Mugabe To Gazette Amendment No 19

Comment & Analysis
PRESIDENT Robert Mugabe is likely to gazette the Constitution of Zimbabwe Amendment No 19 Bill today in a move which will take a step further efforts to form an inclusive government with Morgan Tsvangirai of the MDC.

PRESIDENT Robert Mugabe is likely to gazette the Constitution of Zimbabwe Amendment No 19 Bill today in a move which will take a step further efforts to form an inclusive government with Morgan Tsvangirai of the MDC.

The measure would move ahead a process which has been stalled by bickering between Mugabe and Tsvangirai over sharing of ministries, provincial governors’ posts and other senior government appointmentsInformed sources said this is what the South African cabinet was referring to yesterday when it said an agreement was imminent in Zimbabwe.

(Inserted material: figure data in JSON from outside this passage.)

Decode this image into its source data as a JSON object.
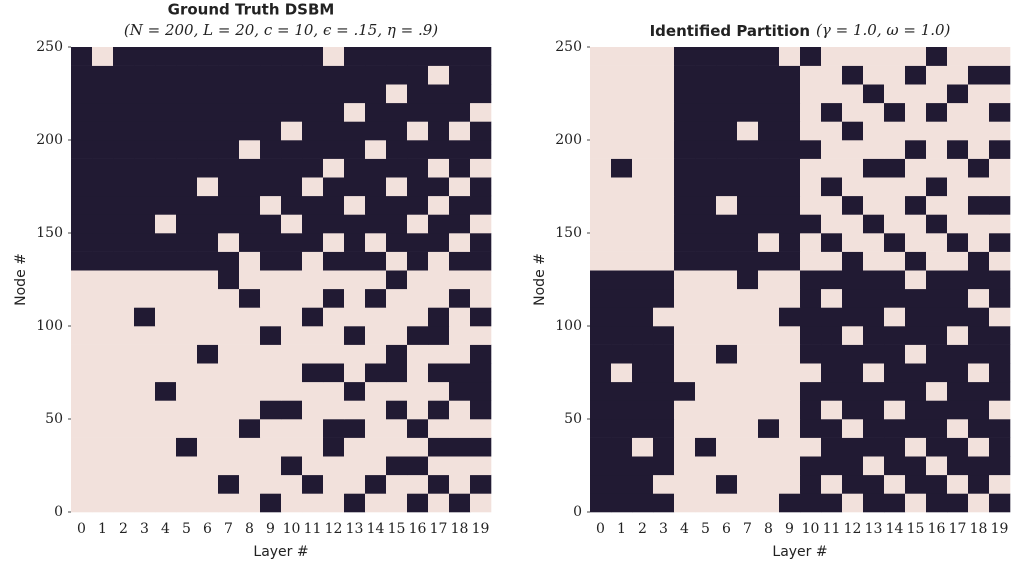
{
  "chart_data": [
    {
      "type": "heatmap",
      "title": "Ground Truth DSBM",
      "subtitle": "(N = 200, L = 20, c = 10, ϵ = .15, η = .9)",
      "x_label": "Layer #",
      "y_label": "Node #",
      "categories": [
        "0",
        "1",
        "2",
        "3",
        "4",
        "5",
        "6",
        "7",
        "8",
        "9",
        "10",
        "11",
        "12",
        "13",
        "14",
        "15",
        "16",
        "17",
        "18",
        "19"
      ],
      "ylim": [
        0,
        250
      ],
      "yticks": [
        0,
        50,
        100,
        150,
        200,
        250
      ],
      "colors": [
        "#f2e1dc",
        "#211a33"
      ],
      "values": [
        [
          0,
          0,
          0,
          0,
          0,
          0,
          0,
          0,
          0,
          1,
          0,
          0,
          0,
          1,
          0,
          0,
          1,
          0,
          1,
          0
        ],
        [
          0,
          0,
          0,
          0,
          0,
          0,
          0,
          1,
          0,
          0,
          0,
          1,
          0,
          0,
          1,
          0,
          0,
          1,
          0,
          1
        ],
        [
          0,
          0,
          0,
          0,
          0,
          0,
          0,
          0,
          0,
          0,
          1,
          0,
          0,
          0,
          0,
          1,
          1,
          0,
          0,
          0
        ],
        [
          0,
          0,
          0,
          0,
          0,
          1,
          0,
          0,
          0,
          0,
          0,
          0,
          1,
          0,
          0,
          0,
          0,
          1,
          1,
          1
        ],
        [
          0,
          0,
          0,
          0,
          0,
          0,
          0,
          0,
          1,
          0,
          0,
          0,
          1,
          1,
          0,
          0,
          1,
          0,
          0,
          0
        ],
        [
          0,
          0,
          0,
          0,
          0,
          0,
          0,
          0,
          0,
          1,
          1,
          0,
          0,
          0,
          0,
          1,
          0,
          1,
          0,
          1
        ],
        [
          0,
          0,
          0,
          0,
          1,
          0,
          0,
          0,
          0,
          0,
          0,
          0,
          0,
          1,
          0,
          0,
          0,
          0,
          1,
          1
        ],
        [
          0,
          0,
          0,
          0,
          0,
          0,
          0,
          0,
          0,
          0,
          0,
          1,
          1,
          0,
          1,
          1,
          0,
          1,
          1,
          1
        ],
        [
          0,
          0,
          0,
          0,
          0,
          0,
          1,
          0,
          0,
          0,
          0,
          0,
          0,
          0,
          0,
          1,
          0,
          0,
          0,
          1
        ],
        [
          0,
          0,
          0,
          0,
          0,
          0,
          0,
          0,
          0,
          1,
          0,
          0,
          0,
          1,
          0,
          0,
          1,
          1,
          0,
          0
        ],
        [
          0,
          0,
          0,
          1,
          0,
          0,
          0,
          0,
          0,
          0,
          0,
          1,
          0,
          0,
          0,
          0,
          0,
          1,
          0,
          1
        ],
        [
          0,
          0,
          0,
          0,
          0,
          0,
          0,
          0,
          1,
          0,
          0,
          0,
          1,
          0,
          1,
          0,
          0,
          0,
          1,
          0
        ],
        [
          0,
          0,
          0,
          0,
          0,
          0,
          0,
          1,
          0,
          0,
          0,
          0,
          0,
          0,
          0,
          1,
          0,
          0,
          0,
          0
        ],
        [
          1,
          1,
          1,
          1,
          1,
          1,
          1,
          1,
          0,
          1,
          1,
          0,
          1,
          1,
          1,
          0,
          1,
          0,
          1,
          1
        ],
        [
          1,
          1,
          1,
          1,
          1,
          1,
          1,
          0,
          1,
          1,
          1,
          1,
          0,
          1,
          0,
          1,
          1,
          1,
          0,
          1
        ],
        [
          1,
          1,
          1,
          1,
          0,
          1,
          1,
          1,
          1,
          1,
          0,
          1,
          1,
          1,
          1,
          1,
          0,
          1,
          1,
          0
        ],
        [
          1,
          1,
          1,
          1,
          1,
          1,
          1,
          1,
          1,
          0,
          1,
          1,
          1,
          0,
          1,
          1,
          1,
          0,
          1,
          1
        ],
        [
          1,
          1,
          1,
          1,
          1,
          1,
          0,
          1,
          1,
          1,
          1,
          0,
          1,
          1,
          1,
          0,
          1,
          1,
          0,
          1
        ],
        [
          1,
          1,
          1,
          1,
          1,
          1,
          1,
          1,
          1,
          1,
          1,
          1,
          0,
          1,
          1,
          1,
          1,
          0,
          1,
          0
        ],
        [
          1,
          1,
          1,
          1,
          1,
          1,
          1,
          1,
          0,
          1,
          1,
          1,
          1,
          1,
          0,
          1,
          1,
          1,
          1,
          1
        ],
        [
          1,
          1,
          1,
          1,
          1,
          1,
          1,
          1,
          1,
          1,
          0,
          1,
          1,
          1,
          1,
          1,
          0,
          1,
          0,
          1
        ],
        [
          1,
          1,
          1,
          1,
          1,
          1,
          1,
          1,
          1,
          1,
          1,
          1,
          1,
          0,
          1,
          1,
          1,
          1,
          1,
          0
        ],
        [
          1,
          1,
          1,
          1,
          1,
          1,
          1,
          1,
          1,
          1,
          1,
          1,
          1,
          1,
          1,
          0,
          1,
          1,
          1,
          1
        ],
        [
          1,
          1,
          1,
          1,
          1,
          1,
          1,
          1,
          1,
          1,
          1,
          1,
          1,
          1,
          1,
          1,
          1,
          0,
          1,
          1
        ],
        [
          1,
          0,
          1,
          1,
          1,
          1,
          1,
          1,
          1,
          1,
          1,
          1,
          0,
          1,
          1,
          1,
          1,
          1,
          1,
          1
        ]
      ]
    },
    {
      "type": "heatmap",
      "title": "Identified Partition",
      "subtitle": "(γ = 1.0, ω = 1.0)",
      "x_label": "Layer #",
      "y_label": "Node #",
      "categories": [
        "0",
        "1",
        "2",
        "3",
        "4",
        "5",
        "6",
        "7",
        "8",
        "9",
        "10",
        "11",
        "12",
        "13",
        "14",
        "15",
        "16",
        "17",
        "18",
        "19"
      ],
      "ylim": [
        0,
        250
      ],
      "yticks": [
        0,
        50,
        100,
        150,
        200,
        250
      ],
      "colors": [
        "#f2e1dc",
        "#211a33"
      ],
      "values": [
        [
          1,
          1,
          1,
          1,
          0,
          0,
          0,
          0,
          0,
          1,
          1,
          1,
          0,
          1,
          1,
          0,
          1,
          1,
          0,
          1
        ],
        [
          1,
          1,
          1,
          0,
          0,
          0,
          1,
          0,
          0,
          0,
          1,
          0,
          1,
          1,
          0,
          1,
          1,
          0,
          1,
          0
        ],
        [
          1,
          1,
          1,
          1,
          0,
          0,
          0,
          0,
          0,
          0,
          1,
          1,
          1,
          0,
          1,
          1,
          0,
          1,
          1,
          1
        ],
        [
          1,
          1,
          0,
          1,
          0,
          1,
          0,
          0,
          0,
          0,
          0,
          1,
          1,
          1,
          1,
          0,
          1,
          1,
          0,
          1
        ],
        [
          1,
          1,
          1,
          1,
          0,
          0,
          0,
          0,
          1,
          0,
          1,
          1,
          0,
          1,
          1,
          1,
          1,
          0,
          1,
          1
        ],
        [
          1,
          1,
          1,
          1,
          0,
          0,
          0,
          0,
          0,
          0,
          1,
          0,
          1,
          1,
          0,
          1,
          1,
          1,
          1,
          0
        ],
        [
          1,
          1,
          1,
          1,
          1,
          0,
          0,
          0,
          0,
          0,
          1,
          1,
          1,
          1,
          1,
          1,
          0,
          1,
          1,
          1
        ],
        [
          1,
          0,
          1,
          1,
          0,
          0,
          0,
          0,
          0,
          0,
          0,
          1,
          1,
          0,
          1,
          1,
          1,
          1,
          0,
          1
        ],
        [
          1,
          1,
          1,
          1,
          0,
          0,
          1,
          0,
          0,
          0,
          1,
          1,
          1,
          1,
          1,
          0,
          1,
          1,
          1,
          1
        ],
        [
          1,
          1,
          1,
          1,
          0,
          0,
          0,
          0,
          0,
          0,
          1,
          1,
          0,
          1,
          1,
          1,
          1,
          0,
          1,
          1
        ],
        [
          1,
          1,
          1,
          0,
          0,
          0,
          0,
          0,
          0,
          1,
          1,
          1,
          1,
          1,
          0,
          1,
          1,
          1,
          1,
          0
        ],
        [
          1,
          1,
          1,
          1,
          0,
          0,
          0,
          0,
          0,
          0,
          1,
          0,
          1,
          1,
          1,
          1,
          1,
          1,
          0,
          1
        ],
        [
          1,
          1,
          1,
          1,
          0,
          0,
          0,
          1,
          0,
          0,
          1,
          1,
          1,
          1,
          1,
          0,
          1,
          1,
          1,
          1
        ],
        [
          0,
          0,
          0,
          0,
          1,
          1,
          1,
          1,
          1,
          1,
          0,
          0,
          1,
          0,
          0,
          1,
          0,
          0,
          1,
          0
        ],
        [
          0,
          0,
          0,
          0,
          1,
          1,
          1,
          1,
          0,
          1,
          0,
          1,
          0,
          0,
          1,
          0,
          0,
          1,
          0,
          1
        ],
        [
          0,
          0,
          0,
          0,
          1,
          1,
          1,
          1,
          1,
          1,
          1,
          0,
          0,
          1,
          0,
          0,
          1,
          0,
          0,
          0
        ],
        [
          0,
          0,
          0,
          0,
          1,
          1,
          0,
          1,
          1,
          1,
          0,
          0,
          1,
          0,
          0,
          1,
          0,
          0,
          1,
          1
        ],
        [
          0,
          0,
          0,
          0,
          1,
          1,
          1,
          1,
          1,
          1,
          0,
          1,
          0,
          0,
          0,
          0,
          1,
          0,
          0,
          0
        ],
        [
          0,
          1,
          0,
          0,
          1,
          1,
          1,
          1,
          1,
          1,
          0,
          0,
          0,
          1,
          1,
          0,
          0,
          0,
          1,
          0
        ],
        [
          0,
          0,
          0,
          0,
          1,
          1,
          1,
          1,
          1,
          1,
          1,
          0,
          0,
          0,
          0,
          1,
          0,
          1,
          0,
          1
        ],
        [
          0,
          0,
          0,
          0,
          1,
          1,
          1,
          0,
          1,
          1,
          0,
          0,
          1,
          0,
          0,
          0,
          0,
          0,
          0,
          0
        ],
        [
          0,
          0,
          0,
          0,
          1,
          1,
          1,
          1,
          1,
          1,
          0,
          1,
          0,
          0,
          1,
          0,
          1,
          0,
          0,
          1
        ],
        [
          0,
          0,
          0,
          0,
          1,
          1,
          1,
          1,
          1,
          1,
          0,
          0,
          0,
          1,
          0,
          0,
          0,
          1,
          0,
          0
        ],
        [
          0,
          0,
          0,
          0,
          1,
          1,
          1,
          1,
          1,
          1,
          0,
          0,
          1,
          0,
          0,
          1,
          0,
          0,
          1,
          1
        ],
        [
          0,
          0,
          0,
          0,
          1,
          1,
          1,
          1,
          1,
          0,
          1,
          0,
          0,
          0,
          0,
          0,
          1,
          0,
          0,
          0
        ]
      ]
    }
  ]
}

Sources said after last week’s approval of the Bill, which has key elements from the political agreement signed between Zanu PF and the MDC’s two factions on September 15 and a draft constitution crafted in September last year, Mugabe was bound to publish the Bill to allow for public debate before it is introduced in parliament.

In terms of the constitution, the Bill would have to be publicly scrutinised for 30 days before it is introduced in parliament for debate and passage into law.

This means Zimbabwe will not have a new government until next year.

The Bill creates the posts of prime minister to accommodate Tsvangirai and deputy prime ministers for Tsvangirai’s second-in-command, Thokozani Khuphe, and MDC smaller faction leader Arthur Mutambara.  It has a framework for a new inclusive government whose main objective would be to “carry out sustained work to create conditions for returning our country to stability and prosperity”.

It outlines the powers and authority of the inclusive government which it says shall be vested in, and be shared among the president, the prime minister and the cabinet who “shall exercise executive authority subject to the constitution and the law”.

It says cabinet, which will have 31 members, shall take decisions by “consensus, and take collective responsibility”, something which would be difficult to achieve given the different political and policy positions of Mugabe and Tsvangirai. There will be 15 deputy ministers. 

Mugabe would no longer make appointments to senior government posts on his own. He would have to agree with the vice-presidents, the prime minister and deputy prime ministers prior to such appointments. The Bill introduces entrenched “political rights” into the constitution.

These include the right to “free, fair and regular elections for any legislative body, including a local authority”.

It proposes free, fair and regular elections to the office of president and to any other elective office, as well as free and fair referendums.